16. The complex of claim 14, wherein the double stranded (ds) ribonucleic acid is a siRNA having 29-50 base pairs and a sequence complementary to a region of a TNF-alpha gene.

17. The complex of claim 14, wherein the peptide is a polynucleotide delivery-enhancing polypeptide.

18. A complex of a double stranded (ds) ribonucleic acid and a peptide produced by the method comprising:

a. dissolving the ribonucleic acid in a first aqueous solution;

b. dissolving the peptide in a second aqueous solution;

c. mixing aliquots of the first and second aqueous solutions to form a third aqueous solution;

d. raising the salt concentration of the third aqueous solution to at least 1.5 M; and

e. dialyzing the third aqueous solution to lower the salt concentration, thereby reducing the amount of aggregate particles of the complex in the third aqueous solution to less than ten percent of the total weight of the complex.

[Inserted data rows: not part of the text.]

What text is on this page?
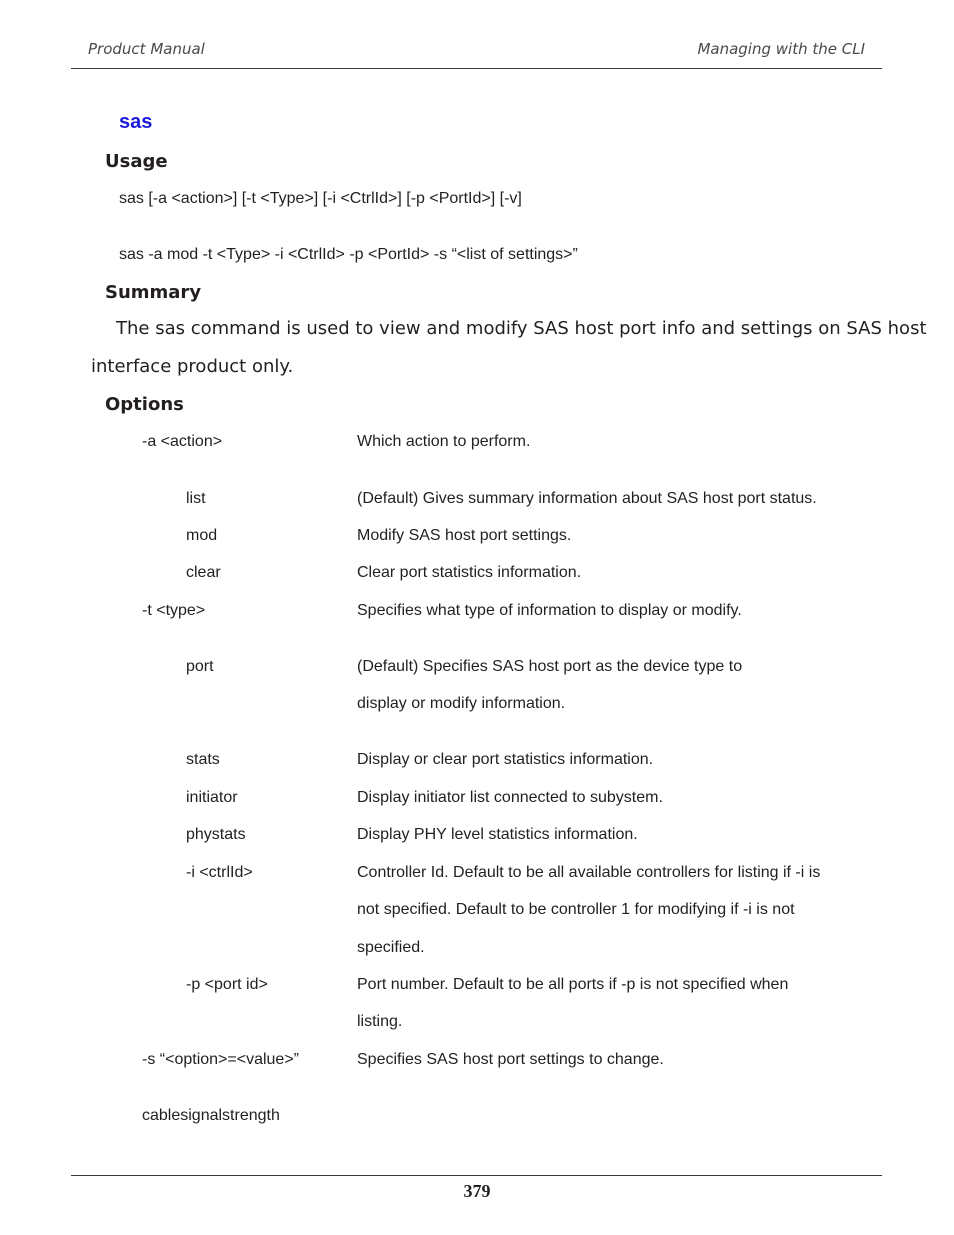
Product Manual	Managing with the CLI
sas
Usage
sas [-a <action>] [-t <Type>] [-i <CtrlId>] [-p <PortId>] [-v]
sas -a mod -t <Type> -i <CtrlId> -p <PortId> -s “<list of settings>”
Summary
The sas command is used to view and modify SAS host port info and settings on SAS host
interface product only.
Options
-a <action>	Which action to perform.
list	(Default) Gives summary information about SAS host port status.
mod	Modify SAS host port settings.
clear	Clear port statistics information.
-t <type>	Specifies what type of information to display or modify.
port	(Default) Specifies SAS host port as the device type to
display or modify information.
stats	Display or clear port statistics information.
initiator	Display initiator list connected to subystem.
phystats	Display PHY level statistics information.
-i <ctrlId>	Controller Id. Default to be all available controllers for listing if -i is
not specified. Default to be controller 1 for modifying if -i is not
specified.
-p <port id>	Port number. Default to be all ports if -p is not specified when
listing.
-s “<option>=<value>”	Specifies SAS host port settings to change.
cablesignalstrength
379
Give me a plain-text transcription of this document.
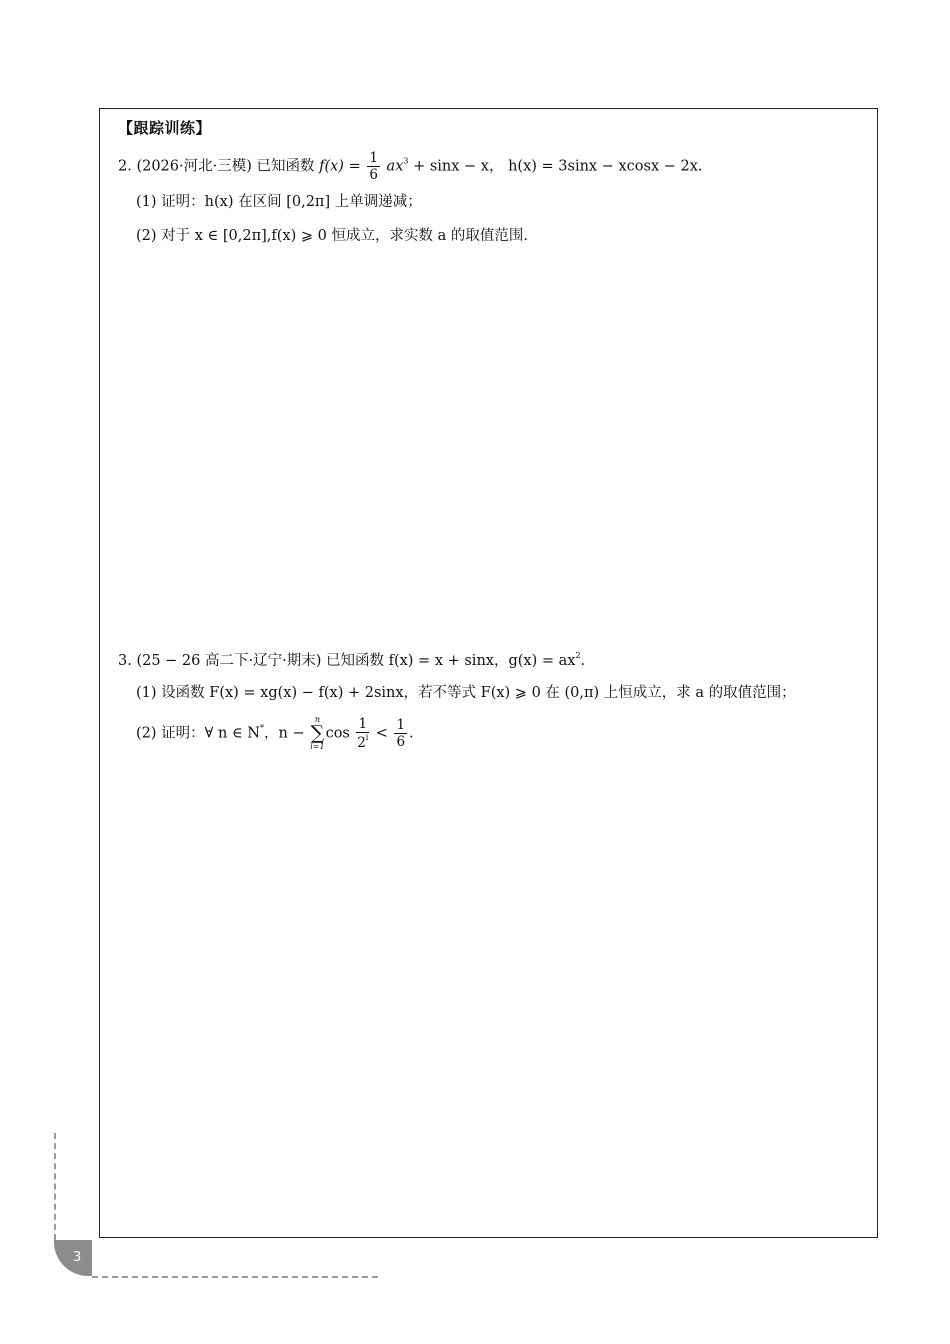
【跟踪训练】
2. (2026·河北·三模) 已知函数 $f(x) = \frac{1}{6} ax^3 + \sin x - x$， h(x) = 3sinx − xcosx − 2x.
(1) 证明：h(x) 在区间 [0,2π] 上单调递减；
(2) 对于 x ∈ [0,2π],f(x) ⩾ 0 恒成立，求实数 a 的取值范围.
3. (25 − 26 高二下·辽宁·期末) 已知函数 f(x) = x + sinx，$g(x) = ax^2$.
(1) 设函数 F(x) = xg(x) − f(x) + 2sinx，若不等式 F(x) ⩾ 0 在 (0,π) 上恒成立，求 a 的取值范围；
(2) 证明：∀ n ∈ N*，n −
n
∑
i=1
$\cos \frac{1}{2^i} < \frac{1}{6}$ .
3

19. The complex of claim 18, wherein step (d) increases the molecular size of the complex.

20. The complex of claim 18, wherein the double stranded (ds) ribonucleic acid is a siRNA having 29-50 base pairs and a sequence complementary to a region of a TNF-alpha gene.

21. The complex of claim 18, wherein the peptide is a polynucleotide delivery-enhancing polypeptide.